Se virou para sair, mas após alguns passos, algo a impediu.
— Escuta, por favor… Eu pulei algumas partes. Urgghh, por que isso é tão difícil?! — Com uma expressão derrotada, a mulher, com delicadeza, pegou a mão de Yaci. — Me desculpa… de novo, vamos começar do começo, com calma, ok?
Ficou relutante, mas cedeu. Esperou com paciência para ver o que tinham a dizer.
— Yaci… eu sei que não sabemos quase nada uma da outra, parece que você não tem motivos pra aceitar ir com a gente, mas tem sim!. Dói admitir isso, mas você se parece com um dos meus filhos, por isso eu e meu avô queremos ajudar você.
— Isso ainda não é motivo. Como você iria me ajudar? Por que você não fala logo o que você quer? Não acredito que vocês só tem isso a dizer, ainda mais quando querem me convencer a cruzar dois estados a pé, para fazer uma coisa que não tem nada haver comigo.
Foi neste momento, que o senhor, até então calado, voltou a falar.
— Mas tem haver com você! Para de enrolar Hilda…
Yaci levantou uma sobrancelha para eles.
“Como assim tem haver comigo? Esse velho ficou senil?
O clima ficou pesado, não sabia o porquê, mas Yaci sentiu que não iria gostar do que eles vão falar a seguir.
— O que você quis dizer com isso?
Hilda, já pouco nervosa, veio em defesa do avô.
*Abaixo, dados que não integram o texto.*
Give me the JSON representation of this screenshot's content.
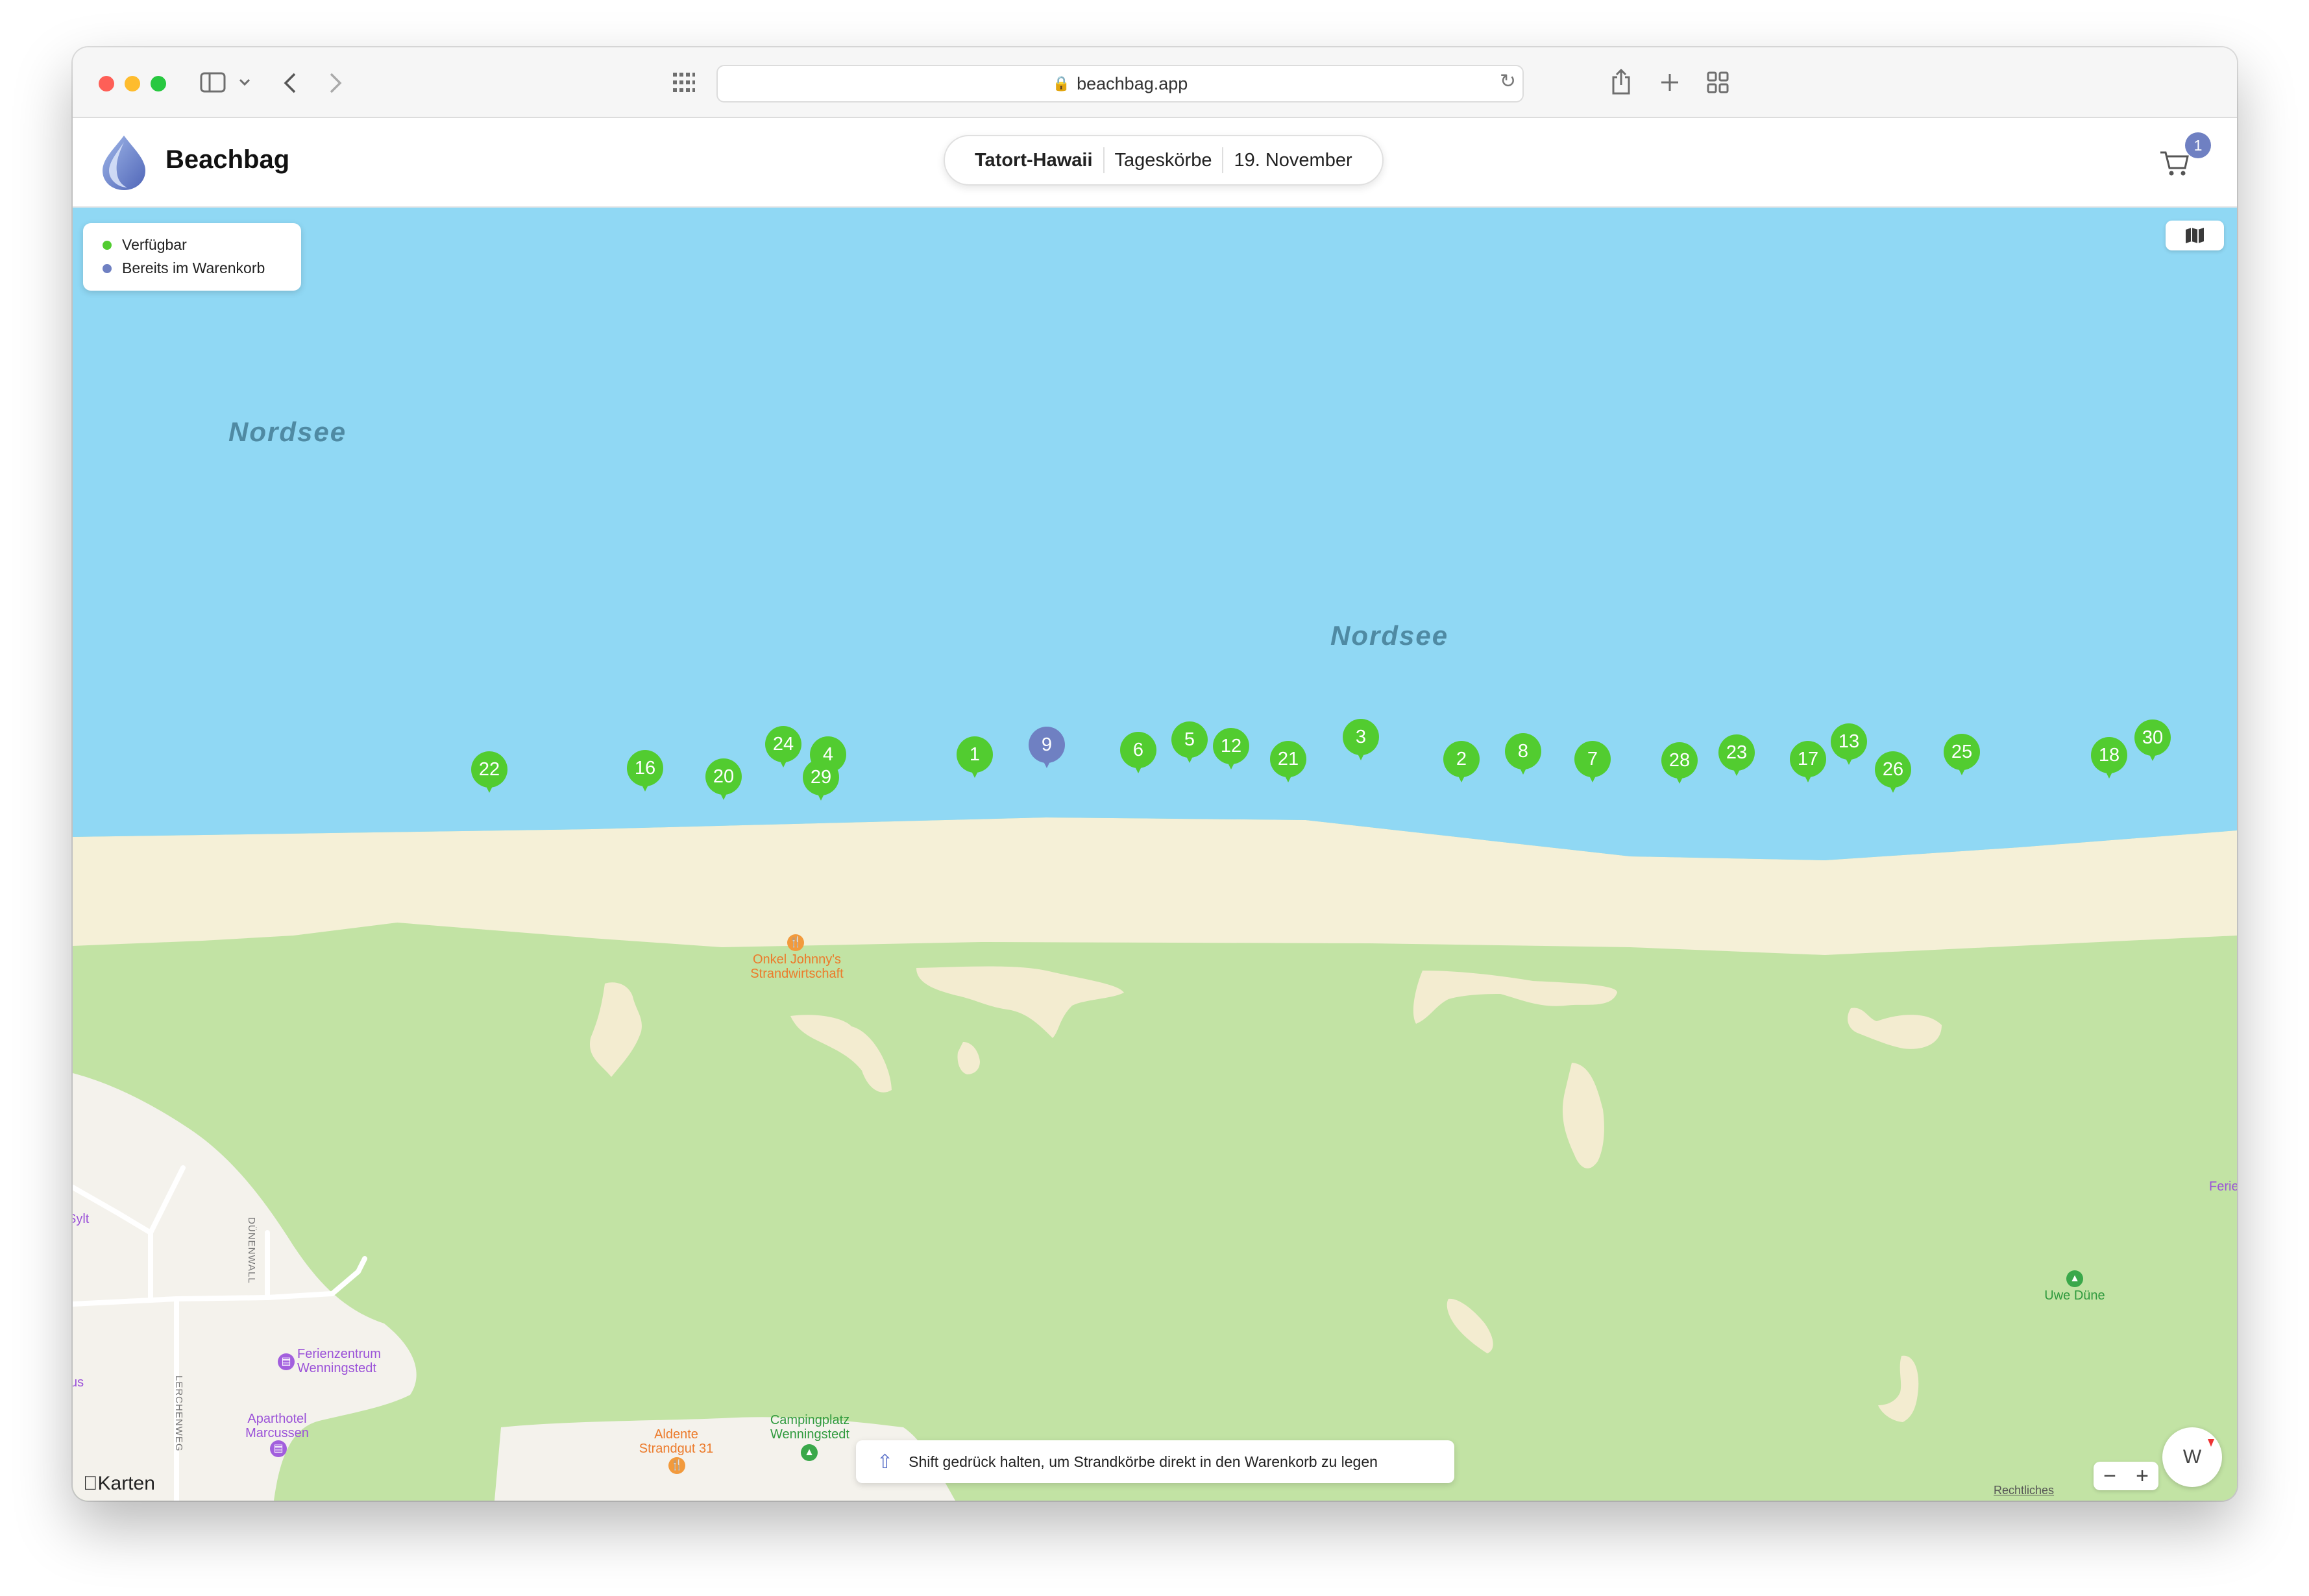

— A gente sabe que você está em uma situação parecida com a nossa. — O rosto de Yaci fechou, o pensamento de Hilda continuava insana e delirante pareceu uma possibilidade plausível.
— Não tem nada parecido na situação que a gente se encontra agora! — Sua voz subiu vários tons, mas as pessoas ao redor pareciam não se importar.
— Tem sim! Olha, a gente não ia se meter na sua vida, sério. Mas queríamos poder retribuir o favor. Não sabíamos seu nome então fomos perguntando para as pessoas nas favelas se elas já tinham te visto, ou se você tinha alguma família para te ajudar.
Yaci sentiu o sangue ferver, ela já sabia onde aquela conversa ia parar.
— A gente perguntou para algumas pessoas, muitas na verdade! Você sai todo dia, ou saia pelo menos… Falaram que você estava procurando seus irmão.
— Para! — Yaci não pediu, ela ordenou, sua voz era clara, firme e autoritária.
Mas Hilda não parou, parecia alheia a ordem da menina. Pior, sua voz carregava pena, empatia, como se olhasse para um espelho e falasse consigo mesma.
Mas Yaci sabia que não eram iguais. Que não estavam na mesma situação, no final, ela iria encontrar seus irmãos!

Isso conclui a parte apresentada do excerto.